- Dripping Springs Location in Oklahoma
- Coordinates: 36°10′16″N 94°41′07″W﻿ / ﻿36.17111°N 94.68528°W
- Country: United States
- State: Oklahoma
- County: Delaware

Area
- • Total: 1.42 sq mi (3.68 km^{2})
- • Land: 1.42 sq mi (3.68 km^{2})
- • Water: 0 sq mi (0.00 km^{2})
- Elevation: 1,047 ft (319 m)

Population (2020)
- • Total: 54
- • Density: 38.0/sq mi (14.69/km^{2})
- Time zone: UTC-6 (Central (CST))
- • Summer (DST): UTC-5 (CDT)
- FIPS code: 40-21672
- GNIS feature ID: 2408689

= Dripping Springs, Delaware County, Oklahoma =

Dripping Springs is an unincorporated community and census-designated place (CDP) in Delaware County, Oklahoma, United States. The population was 50 at the 2010 census, up from the figure of 41 recorded in 2000.

==Geography==
Dripping Springs is located in southeastern Delaware County and is bordered to the south by the Adair County line, to the north by the U.S. Route 59/412 highway, and to the southeast by Dripping Springs Branch, flowing through Natural Falls State Park. The park itself was known as Dripping Springs until the state acquired the tract in 1990. The community of Dripping Springs is 8 mi east of the town of Kansas, and 9 mi west of Siloam Springs.

According to the United States Census Bureau, the CDP has a total area of 3.7 km2, all land.

==Demographics==

As of the census of 2000, there were 41 people, 13 households, and 8 families residing in the CDP. The population density was 29.2 PD/sqmi. There were 15 housing units at an average density of 10.7/sq mi (4.1/km^{2}). The racial makeup of the CDP was 34.15% White, 48.78% Native American, and 17.07% from two or more races. Hispanic or Latino of any race were 2.44% of the population.

There were thirteen households, out of which 46.2% had children under the age of 18 living with them, 46.2% were married couples living together, 15.4% had a female householder with no husband present, and 30.8% were non-families. 30.8% of all households were made up of individuals, and 7.7% had someone living alone who was 65 years of age or older. The average household size was 3.15 and the average family size was 3.78.

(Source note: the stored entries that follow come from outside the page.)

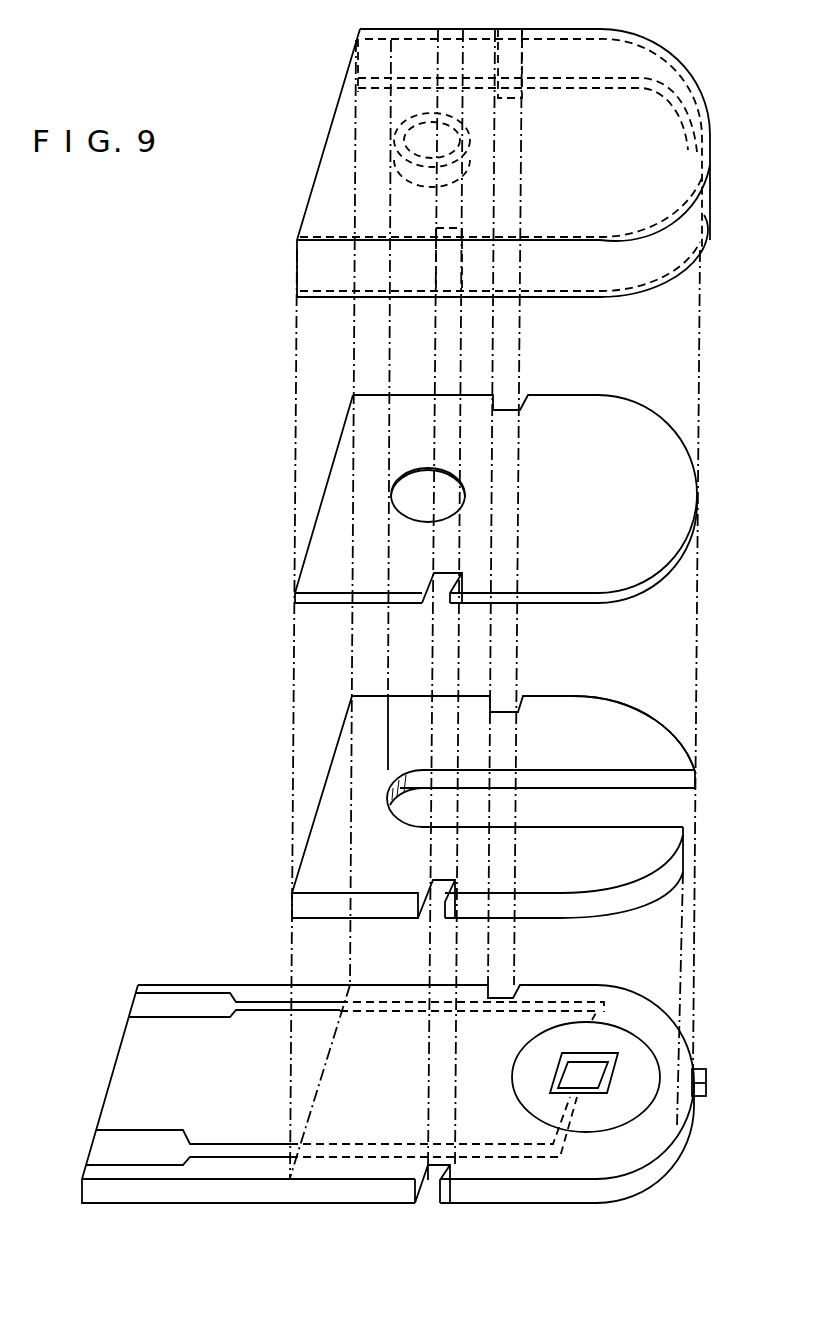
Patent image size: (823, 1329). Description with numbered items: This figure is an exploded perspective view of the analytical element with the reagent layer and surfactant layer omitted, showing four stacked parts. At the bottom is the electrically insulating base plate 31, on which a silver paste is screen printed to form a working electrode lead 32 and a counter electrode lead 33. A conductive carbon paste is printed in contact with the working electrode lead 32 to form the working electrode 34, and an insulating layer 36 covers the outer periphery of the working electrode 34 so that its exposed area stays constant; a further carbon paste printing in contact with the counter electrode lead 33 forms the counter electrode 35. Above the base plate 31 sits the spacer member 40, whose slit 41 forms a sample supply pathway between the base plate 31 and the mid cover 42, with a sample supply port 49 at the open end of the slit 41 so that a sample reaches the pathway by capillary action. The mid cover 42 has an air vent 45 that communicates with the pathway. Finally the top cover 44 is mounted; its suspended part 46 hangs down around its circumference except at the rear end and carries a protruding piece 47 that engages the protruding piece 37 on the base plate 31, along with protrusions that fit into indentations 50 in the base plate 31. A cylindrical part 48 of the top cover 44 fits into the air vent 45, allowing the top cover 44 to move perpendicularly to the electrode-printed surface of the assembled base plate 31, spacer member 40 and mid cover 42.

The base plate 31 is at (138, 1050).
The working electrode lead 32 is at (108, 1146).
The counter electrode lead 33 is at (143, 1005).
The working electrode 34 is at (592, 1078).
The counter electrode 35 is at (605, 1042).
The insulating layer 36 is at (350, 1133).
The protruding piece 37 is at (707, 1083).
The spacer member 40 is at (337, 797).
The slit 41 is at (593, 805).
The mid cover 42 is at (340, 511).
The top cover 44 is at (322, 180).
The air vent 45 is at (423, 495).
The suspended part 46 is at (318, 268).
The protruding piece 47 is at (708, 230).
The cylindrical part 48 is at (395, 170).
The sample supply port 49 is at (670, 813).
The indentations 50 is at (430, 1188).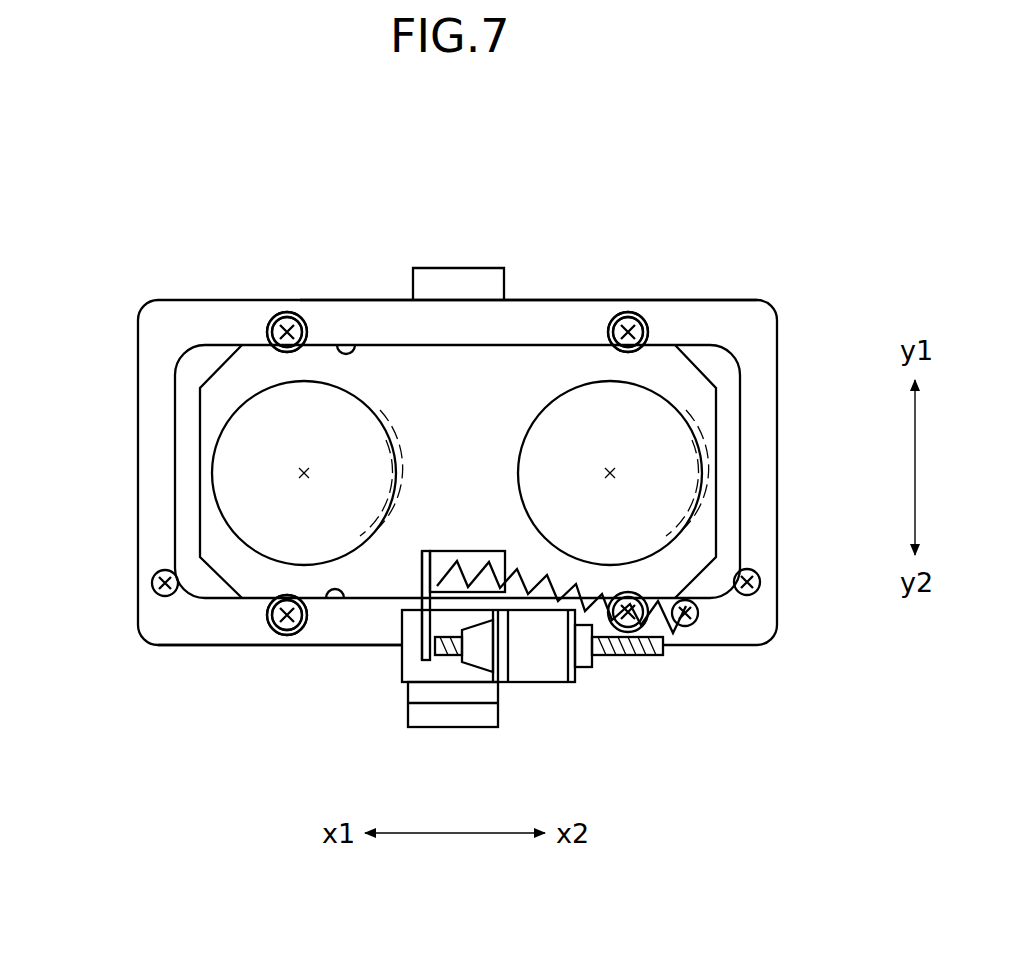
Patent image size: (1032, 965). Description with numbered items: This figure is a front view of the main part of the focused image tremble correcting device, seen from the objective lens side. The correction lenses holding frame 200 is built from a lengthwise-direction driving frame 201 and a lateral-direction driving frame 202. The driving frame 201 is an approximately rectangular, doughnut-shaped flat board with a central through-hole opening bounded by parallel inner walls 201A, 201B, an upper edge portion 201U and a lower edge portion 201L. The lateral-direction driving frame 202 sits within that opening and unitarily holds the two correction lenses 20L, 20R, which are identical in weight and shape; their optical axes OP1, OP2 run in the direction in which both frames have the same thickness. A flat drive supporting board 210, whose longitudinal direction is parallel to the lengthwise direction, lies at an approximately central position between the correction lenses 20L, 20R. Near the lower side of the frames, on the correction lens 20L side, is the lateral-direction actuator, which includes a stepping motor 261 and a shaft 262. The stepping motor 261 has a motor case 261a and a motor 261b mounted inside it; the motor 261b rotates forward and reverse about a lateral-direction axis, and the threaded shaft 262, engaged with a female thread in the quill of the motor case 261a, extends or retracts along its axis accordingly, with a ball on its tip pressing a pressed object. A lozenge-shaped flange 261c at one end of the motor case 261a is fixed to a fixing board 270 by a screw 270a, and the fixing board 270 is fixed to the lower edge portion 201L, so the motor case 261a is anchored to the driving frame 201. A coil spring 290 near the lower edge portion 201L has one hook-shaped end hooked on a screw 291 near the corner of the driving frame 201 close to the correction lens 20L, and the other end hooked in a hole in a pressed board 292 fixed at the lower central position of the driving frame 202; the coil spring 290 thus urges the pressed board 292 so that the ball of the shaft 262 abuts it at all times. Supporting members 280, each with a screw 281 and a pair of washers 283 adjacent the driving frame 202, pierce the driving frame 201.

The correction lenses holding frame 200 is at (807, 277).
The lengthwise-direction driving frame 201 is at (780, 328).
The upper edge portion of the driving frame 201U is at (535, 318).
The lower edge portion of the driving frame 201L is at (372, 642).
The inner wall 201A is at (350, 340).
The inner wall 201B is at (333, 600).
The lateral-direction driving frame 202 is at (725, 365).
The drive supporting board 210 is at (462, 268).
The correction lens 20R is at (233, 437).
The correction lens 20L is at (690, 420).
The optical axis OP1 is at (614, 474).
The optical axis OP2 is at (300, 475).
The supporting member 280 is at (237, 335).
The screw 281 is at (273, 318).
The washers 283 is at (288, 310).
The coil spring 290 is at (487, 565).
The screw 291 is at (685, 628).
The pressed board 292 is at (440, 560).
The stepping motor 261 is at (584, 683).
The motor case 261a is at (567, 665).
The motor 261b is at (478, 665).
The flange 261c is at (507, 675).
The shaft 262 is at (440, 657).
The fixing board 270 is at (400, 675).
The screw 270a is at (527, 600).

In the CDP, the population was spread out, with 36.6% under the age of 18, 9.8% from 18 to 24, 36.6% from 25 to 44, 9.8% from 45 to 64, and 7.3% who were 65 years of age or older. The median age was 29 years. For every 100 females, there were 105.0 males. For every 100 females age 18 and over, there were 116.7 males.

The median income for a household in the CDP was $14,375, and the median income for a family was $20,000. Males had a median income of $13,750 versus $0 for females. The per capita income for the CDP was $7,479. There were 25.0% of families and 12.1% of the population living below the poverty line, including no under eighteens and 57.1% of those over 64.

Historical population
| Census | Pop. | Note | %± |
| 2000 | 41 |  | — |
| 2010 | 50 |  | 22.0% |
| 2020 | 54 |  | 8.0% |
U.S. Decennial Census

==Education==
It is in the Moseley Public School school district.